-
Notifications
You must be signed in to change notification settings - Fork 1
Description
Issue:
The access patterns for TreeOfLife image data have evolved toward high-frequency random access, exposing a key performance limitation of the current pure Parquet design. Storage costs are also high. Together, these motivate a search for more performant formats.
Solution:
Storing the images in HDF5 groups has proven to be advantageous over pure Parquet by enabling fast random access that does not rely on more memory utilization than needed for the image(s) of interest. Image metadata is stored alongside .h5 files in query-optimized Parquet files, resulting in a hybrid format.
Furthermore, WebP has shown to be an ideal image format that dramatically reduces disk utilization while remaining lossless with fast decoding performance.
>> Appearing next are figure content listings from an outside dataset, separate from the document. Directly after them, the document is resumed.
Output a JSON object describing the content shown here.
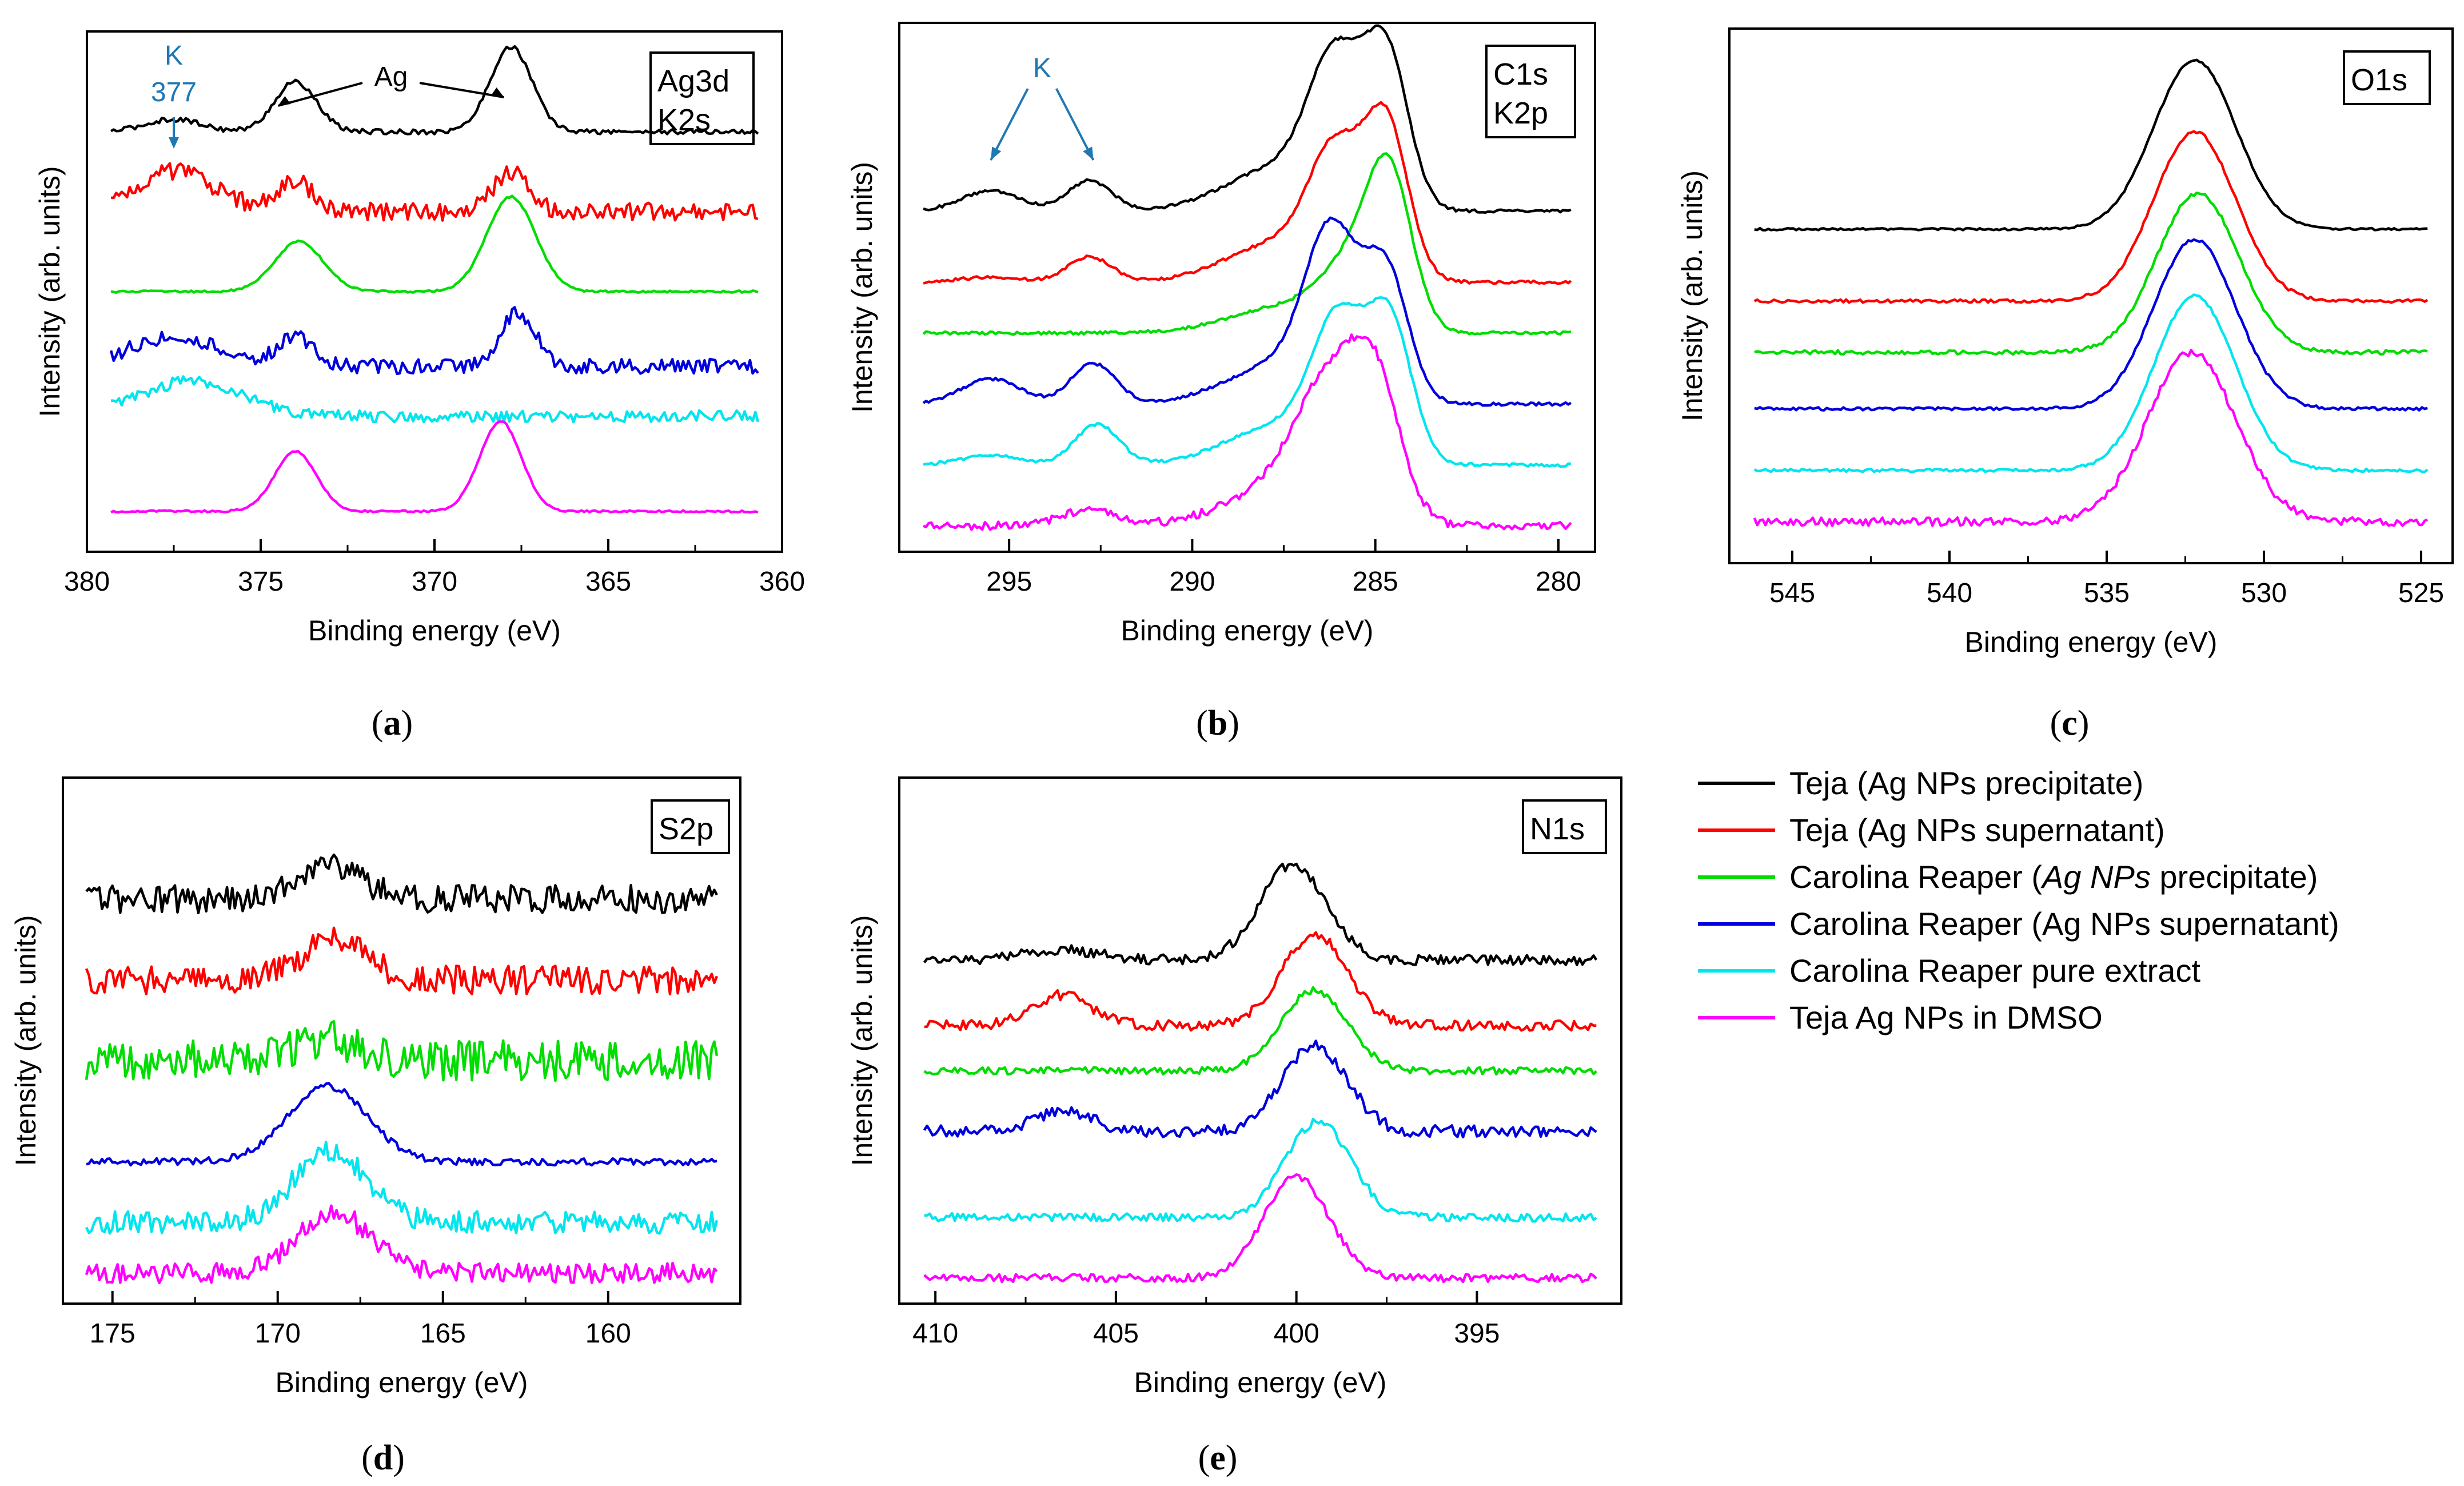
{
  "series_colors": [
    "#000000",
    "#ff0000",
    "#00dd00",
    "#0000dd",
    "#00e5ee",
    "#ff00ff"
  ],
  "annotation_color": "#1f78b4",
  "legend": [
    {
      "text": "Teja (Ag NPs precipitate)"
    },
    {
      "text": "Teja (Ag NPs supernatant)"
    },
    {
      "text_before": "Carolina Reaper (",
      "text_italic": "Ag NPs",
      "text_after": " precipitate)"
    },
    {
      "text": "Carolina Reaper (Ag NPs supernatant)"
    },
    {
      "text": "Carolina Reaper pure extract"
    },
    {
      "text": "Teja Ag NPs in DMSO"
    }
  ],
  "chart_data": [
    {
      "type": "line",
      "panel": "a",
      "panel_label_open": "(",
      "panel_label_letter": "a",
      "panel_label_close": ")",
      "tag_lines": [
        "Ag3d",
        "K2s"
      ],
      "xlabel": "Binding energy (eV)",
      "ylabel": "Intensity (arb. units)",
      "xlim": [
        380,
        360
      ],
      "ylim": [
        0,
        10
      ],
      "xticks": [
        380,
        375,
        370,
        365,
        360
      ],
      "xtick_labels": [
        "380",
        "375",
        "370",
        "365",
        "360"
      ],
      "annotations": [
        {
          "text_lines": [
            "K",
            "377"
          ],
          "color": "#1f78b4",
          "type": "arrow-down",
          "at_x": 377.5
        },
        {
          "text": "Ag",
          "color": "#000000",
          "type": "double-arrow",
          "arrow_from": 374.5,
          "arrow_to": 368.0
        }
      ],
      "series": [
        {
          "name": "Teja (Ag NPs precipitate)",
          "baseline": 8.2,
          "noise": 0.05,
          "peaks": [
            {
              "x": 374.0,
              "a": 1.0,
              "w": 0.6
            },
            {
              "x": 367.8,
              "a": 1.7,
              "w": 0.6
            },
            {
              "x": 377.5,
              "a": 0.25,
              "w": 0.8
            }
          ]
        },
        {
          "name": "Teja (Ag NPs supernatant)",
          "baseline": 6.6,
          "noise": 0.18,
          "peaks": [
            {
              "x": 374.0,
              "a": 0.6,
              "w": 0.5
            },
            {
              "x": 367.8,
              "a": 0.8,
              "w": 0.5
            },
            {
              "x": 377.5,
              "a": 0.8,
              "w": 1.2
            }
          ]
        },
        {
          "name": "Carolina Reaper (Ag NPs precipitate)",
          "baseline": 5.0,
          "noise": 0.02,
          "peaks": [
            {
              "x": 373.9,
              "a": 1.0,
              "w": 0.7
            },
            {
              "x": 367.8,
              "a": 1.9,
              "w": 0.7
            }
          ]
        },
        {
          "name": "Carolina Reaper (Ag NPs supernatant)",
          "baseline": 3.5,
          "noise": 0.15,
          "peaks": [
            {
              "x": 374.0,
              "a": 0.6,
              "w": 0.5
            },
            {
              "x": 367.6,
              "a": 1.1,
              "w": 0.5
            },
            {
              "x": 377.5,
              "a": 0.6,
              "w": 1.3
            }
          ]
        },
        {
          "name": "Carolina Reaper pure extract",
          "baseline": 2.5,
          "noise": 0.12,
          "peaks": [
            {
              "x": 377.0,
              "a": 0.7,
              "w": 1.5
            }
          ]
        },
        {
          "name": "Teja Ag NPs in DMSO",
          "baseline": 0.6,
          "noise": 0.02,
          "peaks": [
            {
              "x": 374.0,
              "a": 1.2,
              "w": 0.6
            },
            {
              "x": 368.1,
              "a": 1.8,
              "w": 0.6
            }
          ]
        }
      ]
    },
    {
      "type": "line",
      "panel": "b",
      "panel_label_open": "(",
      "panel_label_letter": "b",
      "panel_label_close": ")",
      "tag_lines": [
        "C1s",
        "K2p"
      ],
      "xlabel": "Binding energy (eV)",
      "ylabel": "Intensity (arb. units)",
      "xlim": [
        298,
        279
      ],
      "ylim": [
        0,
        10
      ],
      "xticks": [
        295,
        290,
        285,
        280
      ],
      "xtick_labels": [
        "295",
        "290",
        "285",
        "280"
      ],
      "annotations": [
        {
          "text": "K",
          "color": "#1f78b4",
          "type": "two-arrows",
          "arrow_targets": [
            295.5,
            292.7
          ]
        }
      ],
      "series": [
        {
          "name": "Teja (Ag NPs precipitate)",
          "baseline": 6.5,
          "noise": 0.03,
          "peaks": [
            {
              "x": 295.5,
              "a": 0.4,
              "w": 0.8
            },
            {
              "x": 292.8,
              "a": 0.6,
              "w": 0.6
            },
            {
              "x": 286.1,
              "a": 2.6,
              "w": 0.7
            },
            {
              "x": 284.7,
              "a": 3.0,
              "w": 0.6
            },
            {
              "x": 287.5,
              "a": 0.9,
              "w": 1.5
            }
          ]
        },
        {
          "name": "Teja (Ag NPs supernatant)",
          "baseline": 5.1,
          "noise": 0.03,
          "peaks": [
            {
              "x": 295.5,
              "a": 0.1,
              "w": 0.8
            },
            {
              "x": 292.8,
              "a": 0.5,
              "w": 0.6
            },
            {
              "x": 286.1,
              "a": 2.2,
              "w": 0.7
            },
            {
              "x": 284.7,
              "a": 3.0,
              "w": 0.6
            },
            {
              "x": 287.5,
              "a": 0.8,
              "w": 1.5
            }
          ]
        },
        {
          "name": "Carolina Reaper (Ag NPs precipitate)",
          "baseline": 4.1,
          "noise": 0.03,
          "peaks": [
            {
              "x": 285.5,
              "a": 1.3,
              "w": 0.9
            },
            {
              "x": 284.6,
              "a": 2.6,
              "w": 0.6
            },
            {
              "x": 287.5,
              "a": 0.5,
              "w": 1.5
            }
          ]
        },
        {
          "name": "Carolina Reaper (Ag NPs supernatant)",
          "baseline": 2.7,
          "noise": 0.03,
          "peaks": [
            {
              "x": 295.5,
              "a": 0.5,
              "w": 0.8
            },
            {
              "x": 292.7,
              "a": 0.8,
              "w": 0.6
            },
            {
              "x": 286.2,
              "a": 3.0,
              "w": 0.7
            },
            {
              "x": 284.7,
              "a": 2.5,
              "w": 0.6
            },
            {
              "x": 287.5,
              "a": 0.8,
              "w": 1.5
            }
          ]
        },
        {
          "name": "Carolina Reaper pure extract",
          "baseline": 1.5,
          "noise": 0.03,
          "peaks": [
            {
              "x": 295.5,
              "a": 0.2,
              "w": 0.8
            },
            {
              "x": 292.6,
              "a": 0.8,
              "w": 0.6
            },
            {
              "x": 286.0,
              "a": 2.5,
              "w": 0.7
            },
            {
              "x": 284.6,
              "a": 2.7,
              "w": 0.6
            },
            {
              "x": 287.5,
              "a": 0.8,
              "w": 1.5
            }
          ]
        },
        {
          "name": "Teja Ag NPs in DMSO",
          "baseline": 0.3,
          "noise": 0.08,
          "peaks": [
            {
              "x": 292.8,
              "a": 0.3,
              "w": 0.8
            },
            {
              "x": 286.3,
              "a": 2.3,
              "w": 0.9
            },
            {
              "x": 285.0,
              "a": 2.5,
              "w": 0.7
            },
            {
              "x": 287.6,
              "a": 0.7,
              "w": 1.5
            }
          ]
        }
      ]
    },
    {
      "type": "line",
      "panel": "c",
      "panel_label_open": "(",
      "panel_label_letter": "c",
      "panel_label_close": ")",
      "tag_lines": [
        "O1s"
      ],
      "xlabel": "Binding energy (eV)",
      "ylabel": "Intensity (arb. units)",
      "xlim": [
        547,
        524
      ],
      "ylim": [
        0,
        10
      ],
      "xticks": [
        545,
        540,
        535,
        530,
        525
      ],
      "xtick_labels": [
        "545",
        "540",
        "535",
        "530",
        "525"
      ],
      "annotations": [],
      "series": [
        {
          "name": "Teja (Ag NPs precipitate)",
          "baseline": 6.3,
          "noise": 0.02,
          "peaks": [
            {
              "x": 532.2,
              "a": 3.3,
              "w": 1.3
            }
          ]
        },
        {
          "name": "Teja (Ag NPs supernatant)",
          "baseline": 4.9,
          "noise": 0.03,
          "peaks": [
            {
              "x": 532.2,
              "a": 3.3,
              "w": 1.3
            }
          ]
        },
        {
          "name": "Carolina Reaper (Ag NPs precipitate)",
          "baseline": 3.9,
          "noise": 0.04,
          "peaks": [
            {
              "x": 532.1,
              "a": 3.1,
              "w": 1.3
            }
          ]
        },
        {
          "name": "Carolina Reaper (Ag NPs supernatant)",
          "baseline": 2.8,
          "noise": 0.03,
          "peaks": [
            {
              "x": 532.2,
              "a": 3.3,
              "w": 1.3
            }
          ]
        },
        {
          "name": "Carolina Reaper pure extract",
          "baseline": 1.6,
          "noise": 0.03,
          "peaks": [
            {
              "x": 532.2,
              "a": 3.4,
              "w": 1.3
            }
          ]
        },
        {
          "name": "Teja Ag NPs in DMSO",
          "baseline": 0.6,
          "noise": 0.08,
          "peaks": [
            {
              "x": 532.3,
              "a": 3.3,
              "w": 1.4
            }
          ]
        }
      ]
    },
    {
      "type": "line",
      "panel": "d",
      "panel_label_open": "(",
      "panel_label_letter": "d",
      "panel_label_close": ")",
      "tag_lines": [
        "S2p"
      ],
      "xlabel": "Binding energy (eV)",
      "ylabel": "Intensity (arb. units)",
      "xlim": [
        176.5,
        156
      ],
      "ylim": [
        0,
        10
      ],
      "xticks": [
        175,
        170,
        165,
        160
      ],
      "xtick_labels": [
        "175",
        "170",
        "165",
        "160"
      ],
      "annotations": [],
      "series": [
        {
          "name": "Teja (Ag NPs precipitate)",
          "baseline": 7.8,
          "noise": 0.28,
          "peaks": [
            {
              "x": 168.5,
              "a": 0.7,
              "w": 1.0
            }
          ]
        },
        {
          "name": "Teja (Ag NPs supernatant)",
          "baseline": 6.2,
          "noise": 0.28,
          "peaks": [
            {
              "x": 168.3,
              "a": 0.8,
              "w": 1.0
            }
          ]
        },
        {
          "name": "Carolina Reaper (Ag NPs precipitate)",
          "baseline": 4.6,
          "noise": 0.4,
          "peaks": [
            {
              "x": 168.5,
              "a": 0.4,
              "w": 1.0
            }
          ]
        },
        {
          "name": "Carolina Reaper (Ag NPs supernatant)",
          "baseline": 2.6,
          "noise": 0.07,
          "peaks": [
            {
              "x": 168.5,
              "a": 1.5,
              "w": 1.2
            }
          ]
        },
        {
          "name": "Carolina Reaper pure extract",
          "baseline": 1.4,
          "noise": 0.22,
          "peaks": [
            {
              "x": 168.4,
              "a": 1.4,
              "w": 1.1
            }
          ]
        },
        {
          "name": "Teja Ag NPs in DMSO",
          "baseline": 0.4,
          "noise": 0.2,
          "peaks": [
            {
              "x": 168.3,
              "a": 1.2,
              "w": 1.1
            }
          ]
        }
      ]
    },
    {
      "type": "line",
      "panel": "e",
      "panel_label_open": "(",
      "panel_label_letter": "e",
      "panel_label_close": ")",
      "tag_lines": [
        "N1s"
      ],
      "xlabel": "Binding energy (eV)",
      "ylabel": "Intensity (arb. units)",
      "xlim": [
        411,
        391
      ],
      "ylim": [
        0,
        10
      ],
      "xticks": [
        410,
        405,
        400,
        395
      ],
      "xtick_labels": [
        "410",
        "405",
        "400",
        "395"
      ],
      "annotations": [],
      "series": [
        {
          "name": "Teja (Ag NPs precipitate)",
          "baseline": 6.6,
          "noise": 0.1,
          "peaks": [
            {
              "x": 400.1,
              "a": 1.9,
              "w": 0.9
            },
            {
              "x": 406.5,
              "a": 0.2,
              "w": 1.0
            }
          ]
        },
        {
          "name": "Teja (Ag NPs supernatant)",
          "baseline": 5.3,
          "noise": 0.1,
          "peaks": [
            {
              "x": 399.5,
              "a": 1.8,
              "w": 0.9
            },
            {
              "x": 406.5,
              "a": 0.6,
              "w": 0.8
            }
          ]
        },
        {
          "name": "Carolina Reaper (Ag NPs precipitate)",
          "baseline": 4.4,
          "noise": 0.07,
          "peaks": [
            {
              "x": 399.5,
              "a": 1.6,
              "w": 0.9
            }
          ]
        },
        {
          "name": "Carolina Reaper (Ag NPs supernatant)",
          "baseline": 3.2,
          "noise": 0.12,
          "peaks": [
            {
              "x": 399.5,
              "a": 1.7,
              "w": 0.9
            },
            {
              "x": 406.5,
              "a": 0.4,
              "w": 0.8
            }
          ]
        },
        {
          "name": "Carolina Reaper pure extract",
          "baseline": 1.5,
          "noise": 0.08,
          "peaks": [
            {
              "x": 399.4,
              "a": 1.9,
              "w": 0.9
            }
          ]
        },
        {
          "name": "Teja Ag NPs in DMSO",
          "baseline": 0.3,
          "noise": 0.08,
          "peaks": [
            {
              "x": 400.0,
              "a": 2.0,
              "w": 0.9
            }
          ]
        }
      ]
    }
  ]
}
This was determined from a comparison among JPG, PNG, AVIF (min/max effort), WebP (min/max effort), and JXL.
Support:
The tests covered:
- Disk utilization for lossless (where possible) formats of 10k sampled images.
- Throughput (wall time to randomly access and decode 1, 10, 100, 1k, and 10k individual images by UUID from the 10k set, N=3).
- Technical complexity / library support.
From the tests, the following were determined:
- Parquet bytes are inefficient for storage and slow for random access. Identical wall time for 1 and 10k images, and even bulk access was worse than other formats.
- AVIF is superb with storage and throughput, but more technically complicated to support for bit-perfect hashing, which is needed for data validation and duplicate management.
- JPG has great performance, but not lossless.
- JXL has superb performance but lags in library support.
- PNG has good throughput but heavy files.
- WebP has excellent storage performance and decent throughput.
Taken together, encoding images as WebP for random access in HDF5 files with metadata querying supported by accompanying Parquet files appears to be an ideal hybrid format for the current use case requirements.
Required action:
A tool should be added to the toolbox that can convert Parquet bytes into the hybrid HDF5(WebP)-Parquet(metadata) format.